Kürtlerin Şam ile anlaşma olasılığının Ankara'yı oldukça rahatsız ettiğini söyleyen Özuğurlu'ya göre Erdoğan yönetimi, Abdullah Öcalanlı günlere dönülmesinden korkuyor. Özuğurlu, Erdoğan hükümetinin aslında ABD'nin Suriye'den çekilmesini istemediğine dikkat çekerken, Ankara'nın asıl kabusunun Kürtlerin Şam ile anlaşması olduğu görüşünü dile getirdi:

Kamışlı'daki kutlamalarda PYD bayrağı

"Tamamen (çekilmede) Türkiye bütün argümanlarını kaybedecek. Çünkü iki başlık var, bir tanesi İdlib. İdlib ile ilgili olarak Astana sürecindeki Türkiye'nin garantörlüğü. İkincisi de İdlib ile ilgili olarak Türkiye'nin güvenlik algılaması ve bu nedenle Amerika ile yaşadığı sorunlar veya Kürtlere karşı yapacağı olası bir harekat.
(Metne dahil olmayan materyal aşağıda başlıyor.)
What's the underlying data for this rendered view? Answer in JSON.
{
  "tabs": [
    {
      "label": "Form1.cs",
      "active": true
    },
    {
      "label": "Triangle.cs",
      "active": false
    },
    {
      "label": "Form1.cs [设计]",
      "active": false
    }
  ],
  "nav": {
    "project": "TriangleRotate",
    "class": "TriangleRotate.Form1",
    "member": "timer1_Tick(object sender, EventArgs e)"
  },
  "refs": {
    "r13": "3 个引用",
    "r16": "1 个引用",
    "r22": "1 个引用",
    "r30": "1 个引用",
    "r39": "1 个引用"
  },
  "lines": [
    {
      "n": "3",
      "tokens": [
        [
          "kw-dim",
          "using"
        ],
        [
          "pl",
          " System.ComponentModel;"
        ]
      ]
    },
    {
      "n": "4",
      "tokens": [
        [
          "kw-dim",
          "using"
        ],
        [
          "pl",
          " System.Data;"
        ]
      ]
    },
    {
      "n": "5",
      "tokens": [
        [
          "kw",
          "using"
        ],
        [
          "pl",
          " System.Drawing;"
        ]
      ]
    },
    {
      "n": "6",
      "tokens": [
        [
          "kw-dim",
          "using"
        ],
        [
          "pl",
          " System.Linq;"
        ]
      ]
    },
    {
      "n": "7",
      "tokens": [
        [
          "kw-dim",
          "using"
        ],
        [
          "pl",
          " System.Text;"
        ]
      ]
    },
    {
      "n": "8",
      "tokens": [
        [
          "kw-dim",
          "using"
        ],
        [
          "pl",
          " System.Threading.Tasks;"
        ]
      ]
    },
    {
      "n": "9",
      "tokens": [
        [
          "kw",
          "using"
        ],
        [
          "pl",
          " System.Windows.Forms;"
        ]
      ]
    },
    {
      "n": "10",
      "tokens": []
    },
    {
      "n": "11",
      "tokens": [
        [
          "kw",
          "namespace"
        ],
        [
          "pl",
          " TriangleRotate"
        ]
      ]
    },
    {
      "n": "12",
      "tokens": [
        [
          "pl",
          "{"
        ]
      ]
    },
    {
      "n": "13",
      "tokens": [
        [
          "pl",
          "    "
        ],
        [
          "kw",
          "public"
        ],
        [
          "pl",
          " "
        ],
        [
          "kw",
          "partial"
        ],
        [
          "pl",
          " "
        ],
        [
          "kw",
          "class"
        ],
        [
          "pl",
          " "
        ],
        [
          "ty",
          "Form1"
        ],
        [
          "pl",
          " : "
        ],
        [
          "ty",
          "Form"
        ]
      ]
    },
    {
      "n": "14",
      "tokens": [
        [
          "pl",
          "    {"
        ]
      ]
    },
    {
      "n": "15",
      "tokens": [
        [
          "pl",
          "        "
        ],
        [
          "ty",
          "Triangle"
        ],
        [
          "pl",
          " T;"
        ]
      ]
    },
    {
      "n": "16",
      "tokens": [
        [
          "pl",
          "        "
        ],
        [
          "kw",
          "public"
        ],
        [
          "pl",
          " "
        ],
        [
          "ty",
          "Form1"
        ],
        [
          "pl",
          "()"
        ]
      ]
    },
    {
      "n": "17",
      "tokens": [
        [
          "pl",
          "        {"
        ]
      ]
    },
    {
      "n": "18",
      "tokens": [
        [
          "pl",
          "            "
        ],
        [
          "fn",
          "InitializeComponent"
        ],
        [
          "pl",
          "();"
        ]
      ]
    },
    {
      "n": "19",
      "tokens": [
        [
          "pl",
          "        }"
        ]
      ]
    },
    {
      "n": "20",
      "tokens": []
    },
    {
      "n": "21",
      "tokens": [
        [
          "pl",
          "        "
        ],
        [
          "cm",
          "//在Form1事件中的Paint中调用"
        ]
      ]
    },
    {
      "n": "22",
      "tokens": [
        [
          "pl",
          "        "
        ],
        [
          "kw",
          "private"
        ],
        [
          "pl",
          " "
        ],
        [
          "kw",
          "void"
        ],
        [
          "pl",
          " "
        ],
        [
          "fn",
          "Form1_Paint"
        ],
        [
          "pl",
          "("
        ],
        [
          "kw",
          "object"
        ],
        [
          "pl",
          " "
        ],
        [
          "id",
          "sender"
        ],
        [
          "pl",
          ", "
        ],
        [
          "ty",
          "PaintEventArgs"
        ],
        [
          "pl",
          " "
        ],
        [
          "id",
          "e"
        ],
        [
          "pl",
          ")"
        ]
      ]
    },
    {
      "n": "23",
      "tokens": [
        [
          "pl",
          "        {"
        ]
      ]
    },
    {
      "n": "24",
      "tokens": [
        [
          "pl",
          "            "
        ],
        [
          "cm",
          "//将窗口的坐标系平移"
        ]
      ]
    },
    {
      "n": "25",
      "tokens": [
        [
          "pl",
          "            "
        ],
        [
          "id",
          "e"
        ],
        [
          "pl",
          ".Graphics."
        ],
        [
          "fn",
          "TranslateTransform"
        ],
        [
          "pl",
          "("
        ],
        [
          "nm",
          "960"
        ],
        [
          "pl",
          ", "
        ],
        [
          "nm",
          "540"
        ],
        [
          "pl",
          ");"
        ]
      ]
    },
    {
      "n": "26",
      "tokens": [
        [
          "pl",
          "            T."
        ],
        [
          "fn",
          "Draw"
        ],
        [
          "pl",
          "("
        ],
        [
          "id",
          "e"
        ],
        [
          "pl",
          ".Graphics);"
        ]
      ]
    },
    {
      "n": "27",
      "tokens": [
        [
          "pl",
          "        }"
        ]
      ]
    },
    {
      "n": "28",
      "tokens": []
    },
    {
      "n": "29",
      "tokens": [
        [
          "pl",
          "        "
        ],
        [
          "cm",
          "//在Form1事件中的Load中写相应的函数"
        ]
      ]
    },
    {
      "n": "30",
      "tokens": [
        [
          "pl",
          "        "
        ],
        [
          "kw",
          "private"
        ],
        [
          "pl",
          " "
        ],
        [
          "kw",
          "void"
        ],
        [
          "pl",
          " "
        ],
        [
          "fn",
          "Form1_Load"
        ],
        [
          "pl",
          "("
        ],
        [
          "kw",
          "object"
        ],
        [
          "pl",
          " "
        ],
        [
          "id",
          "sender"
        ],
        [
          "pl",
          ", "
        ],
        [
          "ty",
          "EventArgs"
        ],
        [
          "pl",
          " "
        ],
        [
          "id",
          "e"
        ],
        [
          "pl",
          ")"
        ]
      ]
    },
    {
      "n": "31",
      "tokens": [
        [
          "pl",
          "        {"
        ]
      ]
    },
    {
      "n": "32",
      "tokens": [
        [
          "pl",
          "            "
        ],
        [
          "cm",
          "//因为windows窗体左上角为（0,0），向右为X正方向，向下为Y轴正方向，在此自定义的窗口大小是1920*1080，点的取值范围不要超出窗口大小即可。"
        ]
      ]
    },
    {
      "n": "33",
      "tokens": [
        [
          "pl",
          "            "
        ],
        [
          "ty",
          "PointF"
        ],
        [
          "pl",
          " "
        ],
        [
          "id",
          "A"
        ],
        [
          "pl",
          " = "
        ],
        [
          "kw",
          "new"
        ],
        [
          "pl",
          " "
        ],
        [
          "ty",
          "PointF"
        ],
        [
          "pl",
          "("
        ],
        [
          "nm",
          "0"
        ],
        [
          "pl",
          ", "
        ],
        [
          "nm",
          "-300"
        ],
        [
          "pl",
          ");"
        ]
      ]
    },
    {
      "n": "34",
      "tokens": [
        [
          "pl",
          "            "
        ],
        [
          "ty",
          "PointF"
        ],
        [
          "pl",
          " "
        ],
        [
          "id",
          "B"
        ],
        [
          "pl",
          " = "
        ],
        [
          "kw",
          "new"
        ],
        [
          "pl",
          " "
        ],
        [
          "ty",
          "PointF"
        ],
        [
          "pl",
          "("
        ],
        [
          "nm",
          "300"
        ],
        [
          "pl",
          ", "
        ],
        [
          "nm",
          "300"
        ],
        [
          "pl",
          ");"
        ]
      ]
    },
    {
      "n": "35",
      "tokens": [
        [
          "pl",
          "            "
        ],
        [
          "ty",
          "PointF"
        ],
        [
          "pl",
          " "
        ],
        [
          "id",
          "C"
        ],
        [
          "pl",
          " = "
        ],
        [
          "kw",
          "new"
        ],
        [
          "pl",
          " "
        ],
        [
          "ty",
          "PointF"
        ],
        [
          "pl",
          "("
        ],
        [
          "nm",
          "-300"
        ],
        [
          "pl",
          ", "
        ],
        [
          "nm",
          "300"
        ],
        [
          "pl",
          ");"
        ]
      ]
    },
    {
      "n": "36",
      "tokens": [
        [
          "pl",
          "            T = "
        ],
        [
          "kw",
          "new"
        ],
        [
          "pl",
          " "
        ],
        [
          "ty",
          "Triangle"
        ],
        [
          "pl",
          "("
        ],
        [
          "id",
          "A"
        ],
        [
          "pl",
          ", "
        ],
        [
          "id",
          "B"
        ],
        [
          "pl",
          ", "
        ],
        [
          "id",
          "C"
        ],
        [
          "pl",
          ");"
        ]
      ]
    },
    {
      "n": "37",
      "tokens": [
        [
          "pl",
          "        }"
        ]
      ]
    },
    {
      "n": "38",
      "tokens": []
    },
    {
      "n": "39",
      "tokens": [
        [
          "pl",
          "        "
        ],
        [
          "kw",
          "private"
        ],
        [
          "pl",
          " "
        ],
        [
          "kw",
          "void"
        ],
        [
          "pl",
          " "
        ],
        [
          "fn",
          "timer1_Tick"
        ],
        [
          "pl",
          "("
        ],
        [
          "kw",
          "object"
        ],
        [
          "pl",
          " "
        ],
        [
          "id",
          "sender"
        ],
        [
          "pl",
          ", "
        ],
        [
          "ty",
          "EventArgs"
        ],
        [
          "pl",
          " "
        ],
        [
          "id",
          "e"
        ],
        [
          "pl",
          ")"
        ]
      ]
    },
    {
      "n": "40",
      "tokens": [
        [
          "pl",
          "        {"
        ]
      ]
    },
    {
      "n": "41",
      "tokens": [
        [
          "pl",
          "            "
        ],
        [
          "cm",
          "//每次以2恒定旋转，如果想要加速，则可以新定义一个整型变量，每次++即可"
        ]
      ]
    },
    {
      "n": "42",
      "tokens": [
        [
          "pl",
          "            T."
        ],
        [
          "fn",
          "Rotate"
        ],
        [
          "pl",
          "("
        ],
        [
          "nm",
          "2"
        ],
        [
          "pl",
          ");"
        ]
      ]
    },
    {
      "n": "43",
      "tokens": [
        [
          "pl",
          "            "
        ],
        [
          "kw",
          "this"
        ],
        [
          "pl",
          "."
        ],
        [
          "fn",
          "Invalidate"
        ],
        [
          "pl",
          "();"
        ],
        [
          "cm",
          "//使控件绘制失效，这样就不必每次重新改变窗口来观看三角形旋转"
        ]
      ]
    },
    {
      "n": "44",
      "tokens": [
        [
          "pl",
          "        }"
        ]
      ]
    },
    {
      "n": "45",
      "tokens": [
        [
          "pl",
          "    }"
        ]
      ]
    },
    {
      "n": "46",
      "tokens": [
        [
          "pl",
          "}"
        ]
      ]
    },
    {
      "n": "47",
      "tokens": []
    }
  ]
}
Türkiye bu ikisini de kaybedecek eğer Amerika Birleşik Devletleri giderse. İdlib'ten daha önemli olan Kürt bölgesi. Orada Kürtlerle dikkat edecek olursak Amerika'nın çekilme sinyali ile İdlib'te ortaya şu çıktı. Kürtlerin Şam ile anlaşma olasılığı. Şu anda durum değişti ama eğer böyle bir durum gerçekleşseydi, asıl Ankara'nın kabusu bu. Yani daha önceki Abdullah Öcalanlı günlere dönülmesinden korkuyor Ankara. Dolayısıyla onlar açısından çok olumsuz ve bu kez sahadaki birtakım aktörlerle karşı karşıya gelerek yani bir NATO müttefiki ya da onun dışında bir müttefik ile karşı karşıya gelerek değil doğrudan savaş olabilecek bir yerel güç ile karşı karşıya gelecek. Bu Ankara'nın istemediği bir durum. İkincisi İdlib konusunda gerçekten de Rusya'nın artık çok kararlı şekilde Şam'ın da aynı şekilde adım atacağı bundan sonrası için kaçınılmaz bir durum. Burada da Astana sürecinde elde ettiği avantajı da kaybedecek. Türkiye bu iki aktörle karşı karşıya gelmek yerine Amerika Birleşik Devletleri gibi ‘uzaktan gelen' ve aslında bir şekilde var ve yok arasında olan bir gücün orada olması elverişli olarak orada görülebilir. Bu yüzden ben Ankara'nın iktidarın gerçekten de Amerika Birleşik Devletleri'nin o bölgeden çekilmesini istediğini hiç zannetmiyorum. Varsayalım ki Amerika Birleşik Devletleri tamamen yok, bir olasılık olarak hiç orada değildi. Mesela iktidar, Türk Silahlı Kuvvetleri'ni oraya sokacak ve bir savaş başlatacak mıydı? Bu durumda şöyle bir şey de var. Amerika'nın orada olması aslında bir yandan bunu önlüyor ve bir şekilde Amerika, Türkiye açısından baktığımızda asıl tampon bölgeyi orada Kürtlerle şu anda arada oluşturan ülke ve burada iktidarın faydasına söylem var. Herhangi bir şekilde meydan okuma var. Bunu pratiğe dökecek bir durum söz konusu değil. Bunun da sebebi Amerika'nın varlığı. Bunun pratiğe dökülebileceğini hiç zannetmiyorum. Eğer dökülürse de çok kanlı bir süreç olacağı için… Bundan bir süre önce bir komutanın görev yerinin değiştirilmesine de şahit olduk bu nedenlerle. Bu iş çok kanlı bir süreç olacağını öngörebiliriz. Bu yüzden Amerikan'ın orada kalması şu anda iktidarın devam ettirdiği siyasetin faydasına bence."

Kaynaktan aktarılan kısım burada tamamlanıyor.